To check that a set of $n\times n$ matrices $\subset \mathbb{R}^{n^2}$ is compact, it is probably easiest to check that it is closed and bounded.
I'm going to give an example that is not any of the three you have in the problem, but will hopefully help you with them. Let $S$ be the collection of $n\times n$ symmetric matrices. We can then ask: is $S$ closed? Is $S$ bounded? Is $S$ compact?

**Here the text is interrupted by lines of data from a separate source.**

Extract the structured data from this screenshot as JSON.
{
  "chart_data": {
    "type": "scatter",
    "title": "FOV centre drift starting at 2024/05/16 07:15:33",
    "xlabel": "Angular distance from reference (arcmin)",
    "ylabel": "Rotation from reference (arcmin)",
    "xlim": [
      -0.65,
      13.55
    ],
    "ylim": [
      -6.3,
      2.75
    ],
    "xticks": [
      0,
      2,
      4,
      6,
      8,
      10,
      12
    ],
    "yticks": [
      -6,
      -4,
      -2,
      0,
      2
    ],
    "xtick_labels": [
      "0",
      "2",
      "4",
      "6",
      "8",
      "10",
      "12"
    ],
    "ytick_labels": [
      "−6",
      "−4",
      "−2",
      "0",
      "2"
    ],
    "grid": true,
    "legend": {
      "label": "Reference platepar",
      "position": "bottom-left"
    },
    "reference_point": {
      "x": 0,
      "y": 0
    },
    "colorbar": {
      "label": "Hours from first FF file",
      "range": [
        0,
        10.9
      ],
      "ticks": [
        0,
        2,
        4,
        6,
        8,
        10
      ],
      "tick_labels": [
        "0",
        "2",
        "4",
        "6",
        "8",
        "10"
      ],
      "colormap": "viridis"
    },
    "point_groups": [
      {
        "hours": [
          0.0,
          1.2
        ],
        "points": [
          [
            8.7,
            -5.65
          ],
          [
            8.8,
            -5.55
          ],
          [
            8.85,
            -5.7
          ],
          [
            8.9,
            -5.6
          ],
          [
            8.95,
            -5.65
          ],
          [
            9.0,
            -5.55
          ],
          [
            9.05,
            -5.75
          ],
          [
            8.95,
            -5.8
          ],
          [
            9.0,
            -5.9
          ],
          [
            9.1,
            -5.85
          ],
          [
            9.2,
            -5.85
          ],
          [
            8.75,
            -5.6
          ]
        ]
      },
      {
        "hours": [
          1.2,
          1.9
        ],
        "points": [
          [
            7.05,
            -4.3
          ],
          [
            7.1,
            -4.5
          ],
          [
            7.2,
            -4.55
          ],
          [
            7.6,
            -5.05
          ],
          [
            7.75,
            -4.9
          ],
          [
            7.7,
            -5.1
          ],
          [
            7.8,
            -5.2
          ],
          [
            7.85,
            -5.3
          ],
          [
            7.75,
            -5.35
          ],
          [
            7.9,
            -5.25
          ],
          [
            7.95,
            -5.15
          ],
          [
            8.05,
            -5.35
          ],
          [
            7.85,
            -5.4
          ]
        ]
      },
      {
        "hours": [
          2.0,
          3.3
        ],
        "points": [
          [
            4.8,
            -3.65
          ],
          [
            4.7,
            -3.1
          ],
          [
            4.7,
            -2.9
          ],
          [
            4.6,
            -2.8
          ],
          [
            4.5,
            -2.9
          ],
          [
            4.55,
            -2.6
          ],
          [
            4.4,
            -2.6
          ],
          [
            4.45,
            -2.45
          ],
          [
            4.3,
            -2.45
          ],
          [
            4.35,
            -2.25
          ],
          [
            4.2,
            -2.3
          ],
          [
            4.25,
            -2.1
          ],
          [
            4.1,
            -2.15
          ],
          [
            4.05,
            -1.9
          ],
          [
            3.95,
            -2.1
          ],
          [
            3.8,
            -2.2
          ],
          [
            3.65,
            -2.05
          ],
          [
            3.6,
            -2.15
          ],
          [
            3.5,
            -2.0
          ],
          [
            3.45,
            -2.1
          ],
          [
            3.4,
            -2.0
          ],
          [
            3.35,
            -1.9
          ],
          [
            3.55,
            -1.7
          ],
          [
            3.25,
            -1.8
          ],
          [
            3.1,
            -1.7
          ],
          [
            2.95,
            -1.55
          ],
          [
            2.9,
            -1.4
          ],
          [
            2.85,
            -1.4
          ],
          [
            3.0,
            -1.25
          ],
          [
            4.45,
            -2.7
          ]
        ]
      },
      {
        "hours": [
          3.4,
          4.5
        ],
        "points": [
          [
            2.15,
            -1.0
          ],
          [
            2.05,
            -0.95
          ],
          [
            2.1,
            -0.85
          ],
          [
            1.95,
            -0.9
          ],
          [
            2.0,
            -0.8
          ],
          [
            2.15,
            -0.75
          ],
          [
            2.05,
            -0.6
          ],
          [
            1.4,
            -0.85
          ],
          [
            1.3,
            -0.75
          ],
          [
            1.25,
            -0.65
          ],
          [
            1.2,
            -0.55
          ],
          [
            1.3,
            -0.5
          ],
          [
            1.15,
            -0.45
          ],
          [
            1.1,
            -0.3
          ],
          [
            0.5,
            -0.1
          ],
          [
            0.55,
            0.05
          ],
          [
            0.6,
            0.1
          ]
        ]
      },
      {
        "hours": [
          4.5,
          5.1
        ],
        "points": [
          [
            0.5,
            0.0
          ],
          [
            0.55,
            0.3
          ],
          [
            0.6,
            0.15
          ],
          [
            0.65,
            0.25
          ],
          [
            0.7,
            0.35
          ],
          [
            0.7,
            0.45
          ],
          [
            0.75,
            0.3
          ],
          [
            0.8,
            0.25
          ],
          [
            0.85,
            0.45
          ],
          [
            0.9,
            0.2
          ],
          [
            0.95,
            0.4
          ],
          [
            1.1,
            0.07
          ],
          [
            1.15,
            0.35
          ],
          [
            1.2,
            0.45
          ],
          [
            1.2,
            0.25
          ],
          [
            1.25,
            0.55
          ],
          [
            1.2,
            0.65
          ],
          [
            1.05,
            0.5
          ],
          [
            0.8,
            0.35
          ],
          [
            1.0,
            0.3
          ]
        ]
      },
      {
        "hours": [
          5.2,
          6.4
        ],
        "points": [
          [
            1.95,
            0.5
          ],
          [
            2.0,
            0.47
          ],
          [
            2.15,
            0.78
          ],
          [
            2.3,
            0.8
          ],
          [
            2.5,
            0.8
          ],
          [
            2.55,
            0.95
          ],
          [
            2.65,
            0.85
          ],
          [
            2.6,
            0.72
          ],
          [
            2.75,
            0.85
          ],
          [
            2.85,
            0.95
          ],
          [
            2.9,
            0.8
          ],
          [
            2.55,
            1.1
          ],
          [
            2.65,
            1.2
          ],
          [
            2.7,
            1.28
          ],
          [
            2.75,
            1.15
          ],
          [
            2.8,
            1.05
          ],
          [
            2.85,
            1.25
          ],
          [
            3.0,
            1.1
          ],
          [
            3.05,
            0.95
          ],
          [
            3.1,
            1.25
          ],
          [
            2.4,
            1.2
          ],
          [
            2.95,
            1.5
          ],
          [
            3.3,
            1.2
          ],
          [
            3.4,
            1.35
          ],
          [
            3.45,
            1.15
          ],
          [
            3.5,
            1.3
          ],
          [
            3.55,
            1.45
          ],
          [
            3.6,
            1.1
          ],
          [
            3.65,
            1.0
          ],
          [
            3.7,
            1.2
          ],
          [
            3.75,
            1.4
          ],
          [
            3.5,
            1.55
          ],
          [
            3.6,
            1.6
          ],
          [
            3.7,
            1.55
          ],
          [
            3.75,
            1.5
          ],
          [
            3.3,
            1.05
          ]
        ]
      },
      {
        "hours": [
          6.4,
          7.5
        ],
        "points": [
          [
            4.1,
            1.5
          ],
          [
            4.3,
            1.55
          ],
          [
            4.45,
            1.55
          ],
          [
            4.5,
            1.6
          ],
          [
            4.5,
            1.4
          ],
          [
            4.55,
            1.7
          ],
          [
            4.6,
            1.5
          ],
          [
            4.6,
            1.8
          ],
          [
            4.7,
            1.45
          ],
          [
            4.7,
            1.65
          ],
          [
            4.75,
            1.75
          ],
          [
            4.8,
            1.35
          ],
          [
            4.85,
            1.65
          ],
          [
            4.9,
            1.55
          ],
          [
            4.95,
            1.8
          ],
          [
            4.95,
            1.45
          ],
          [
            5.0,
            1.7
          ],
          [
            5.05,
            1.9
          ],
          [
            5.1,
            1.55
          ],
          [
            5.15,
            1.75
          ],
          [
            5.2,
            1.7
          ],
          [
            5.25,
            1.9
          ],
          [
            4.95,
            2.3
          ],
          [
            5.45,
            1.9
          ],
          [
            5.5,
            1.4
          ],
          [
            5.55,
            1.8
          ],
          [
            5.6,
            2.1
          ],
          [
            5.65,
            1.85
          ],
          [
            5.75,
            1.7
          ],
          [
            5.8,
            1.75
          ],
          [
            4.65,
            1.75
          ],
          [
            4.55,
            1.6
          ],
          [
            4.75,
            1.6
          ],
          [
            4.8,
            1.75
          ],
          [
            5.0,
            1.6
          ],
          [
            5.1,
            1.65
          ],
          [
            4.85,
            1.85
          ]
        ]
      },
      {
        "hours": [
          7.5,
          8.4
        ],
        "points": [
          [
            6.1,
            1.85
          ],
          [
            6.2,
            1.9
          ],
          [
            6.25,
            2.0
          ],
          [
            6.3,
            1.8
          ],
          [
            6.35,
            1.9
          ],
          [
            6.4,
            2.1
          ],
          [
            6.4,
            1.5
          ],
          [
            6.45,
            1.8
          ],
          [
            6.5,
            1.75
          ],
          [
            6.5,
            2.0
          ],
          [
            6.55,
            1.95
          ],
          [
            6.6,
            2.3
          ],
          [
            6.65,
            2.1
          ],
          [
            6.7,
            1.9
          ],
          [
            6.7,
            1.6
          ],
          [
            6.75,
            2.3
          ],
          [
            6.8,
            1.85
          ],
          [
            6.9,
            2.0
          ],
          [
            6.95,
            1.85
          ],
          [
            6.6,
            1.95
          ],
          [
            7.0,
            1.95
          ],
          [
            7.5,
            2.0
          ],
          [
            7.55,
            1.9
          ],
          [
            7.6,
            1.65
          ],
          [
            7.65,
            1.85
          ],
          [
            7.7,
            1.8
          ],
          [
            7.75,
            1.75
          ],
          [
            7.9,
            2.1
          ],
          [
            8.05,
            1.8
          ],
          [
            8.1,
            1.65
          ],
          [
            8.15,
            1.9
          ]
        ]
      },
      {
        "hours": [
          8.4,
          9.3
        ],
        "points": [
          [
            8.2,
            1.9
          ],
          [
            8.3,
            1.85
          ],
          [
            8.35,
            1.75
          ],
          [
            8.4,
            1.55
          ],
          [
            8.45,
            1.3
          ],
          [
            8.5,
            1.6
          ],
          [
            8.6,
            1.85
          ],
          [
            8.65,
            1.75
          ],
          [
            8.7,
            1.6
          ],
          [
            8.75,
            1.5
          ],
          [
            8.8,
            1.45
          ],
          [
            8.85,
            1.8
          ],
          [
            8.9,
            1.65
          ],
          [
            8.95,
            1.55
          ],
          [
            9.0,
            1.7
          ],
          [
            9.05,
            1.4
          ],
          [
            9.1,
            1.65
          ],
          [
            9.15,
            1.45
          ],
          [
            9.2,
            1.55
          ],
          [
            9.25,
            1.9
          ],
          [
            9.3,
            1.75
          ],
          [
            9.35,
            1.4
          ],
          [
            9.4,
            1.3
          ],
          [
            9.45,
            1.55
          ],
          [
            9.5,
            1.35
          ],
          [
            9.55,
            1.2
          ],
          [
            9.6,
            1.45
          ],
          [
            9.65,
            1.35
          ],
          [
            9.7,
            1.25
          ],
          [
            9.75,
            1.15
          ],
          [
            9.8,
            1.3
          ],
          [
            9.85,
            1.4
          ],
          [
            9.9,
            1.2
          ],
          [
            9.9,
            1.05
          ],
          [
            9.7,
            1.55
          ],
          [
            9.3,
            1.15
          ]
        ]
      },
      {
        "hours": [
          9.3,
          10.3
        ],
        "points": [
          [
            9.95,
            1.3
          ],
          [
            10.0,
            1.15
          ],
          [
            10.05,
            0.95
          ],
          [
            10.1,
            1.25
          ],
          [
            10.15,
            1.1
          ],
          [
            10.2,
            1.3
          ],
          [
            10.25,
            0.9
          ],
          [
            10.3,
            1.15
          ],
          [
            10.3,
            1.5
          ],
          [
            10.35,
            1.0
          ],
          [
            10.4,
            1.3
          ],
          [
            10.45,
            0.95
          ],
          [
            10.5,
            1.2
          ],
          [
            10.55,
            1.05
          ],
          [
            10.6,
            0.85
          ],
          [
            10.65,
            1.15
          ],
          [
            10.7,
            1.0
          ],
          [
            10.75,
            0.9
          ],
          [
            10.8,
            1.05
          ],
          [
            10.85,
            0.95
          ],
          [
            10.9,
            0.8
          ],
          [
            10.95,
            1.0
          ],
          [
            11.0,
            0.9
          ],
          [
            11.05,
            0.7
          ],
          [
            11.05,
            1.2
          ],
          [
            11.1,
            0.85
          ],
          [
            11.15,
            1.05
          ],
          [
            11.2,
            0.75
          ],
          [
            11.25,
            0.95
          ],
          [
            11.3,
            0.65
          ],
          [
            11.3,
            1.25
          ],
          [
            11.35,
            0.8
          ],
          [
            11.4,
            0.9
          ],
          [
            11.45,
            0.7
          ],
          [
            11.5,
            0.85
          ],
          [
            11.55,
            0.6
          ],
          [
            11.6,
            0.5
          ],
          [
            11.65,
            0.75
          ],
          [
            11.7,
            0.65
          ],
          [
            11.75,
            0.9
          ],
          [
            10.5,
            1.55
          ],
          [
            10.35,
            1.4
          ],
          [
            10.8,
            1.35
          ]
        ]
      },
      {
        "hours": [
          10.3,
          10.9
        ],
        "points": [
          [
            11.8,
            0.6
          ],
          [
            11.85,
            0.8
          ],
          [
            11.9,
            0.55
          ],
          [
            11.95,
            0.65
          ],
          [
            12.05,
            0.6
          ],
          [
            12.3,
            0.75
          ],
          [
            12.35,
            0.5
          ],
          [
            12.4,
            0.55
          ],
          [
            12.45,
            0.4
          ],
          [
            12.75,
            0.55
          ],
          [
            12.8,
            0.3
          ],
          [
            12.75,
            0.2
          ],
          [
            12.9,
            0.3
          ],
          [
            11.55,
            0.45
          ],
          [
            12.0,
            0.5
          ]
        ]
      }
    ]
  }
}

I claim that $S$ is in fact closed. To see this, suppose that $M_n$ is a sequence of elements in $S$, i.e., a sequence of symmetric matrices, and suppose $M_n$ converges to a matrix $M$. To prove that $S$ is closed, we must show that $M$ is also a symmetric matrix. Write $M_n = (a_{ij}^{(n)})$, and $M = (a_{ij})$. The fact that $M_n\to M$ says exactly that $a_{ij}^{(n)}\to a_{ij}$ as $n\to \infty$ for each $i$ and $j$. But $M_n$ is symmetric, so $a_{ij}^{(n)} = a_{ji}^{(n)}$, so we get $a_{ij} = \lim_n a_{ij}^{(n)} = \lim_n a_{ji}^{(n)} = a_{ji}.$ This proves $M$ is symmetric, and that $S$ is closed.
I claim next that $S$ is not bounded. $S$ is bounded if and only if the entries of all the matrices in $S$ are bounded uniformly, so to prove my claim I need only find elements of $S$ with arbitrarily large entries. For each $c\in \mathbb{R}$, the matrix $M$ all of whose entries are $c$ lies in $S$, proving that the matrices in $S$ do not have uniformly bounded entries. This proves $S$ is not bounded.
Now is $S$ compact? $S$ is compact if and only if it is closed and bounded. Since it is not bounded, it is not compact. I hope this helps.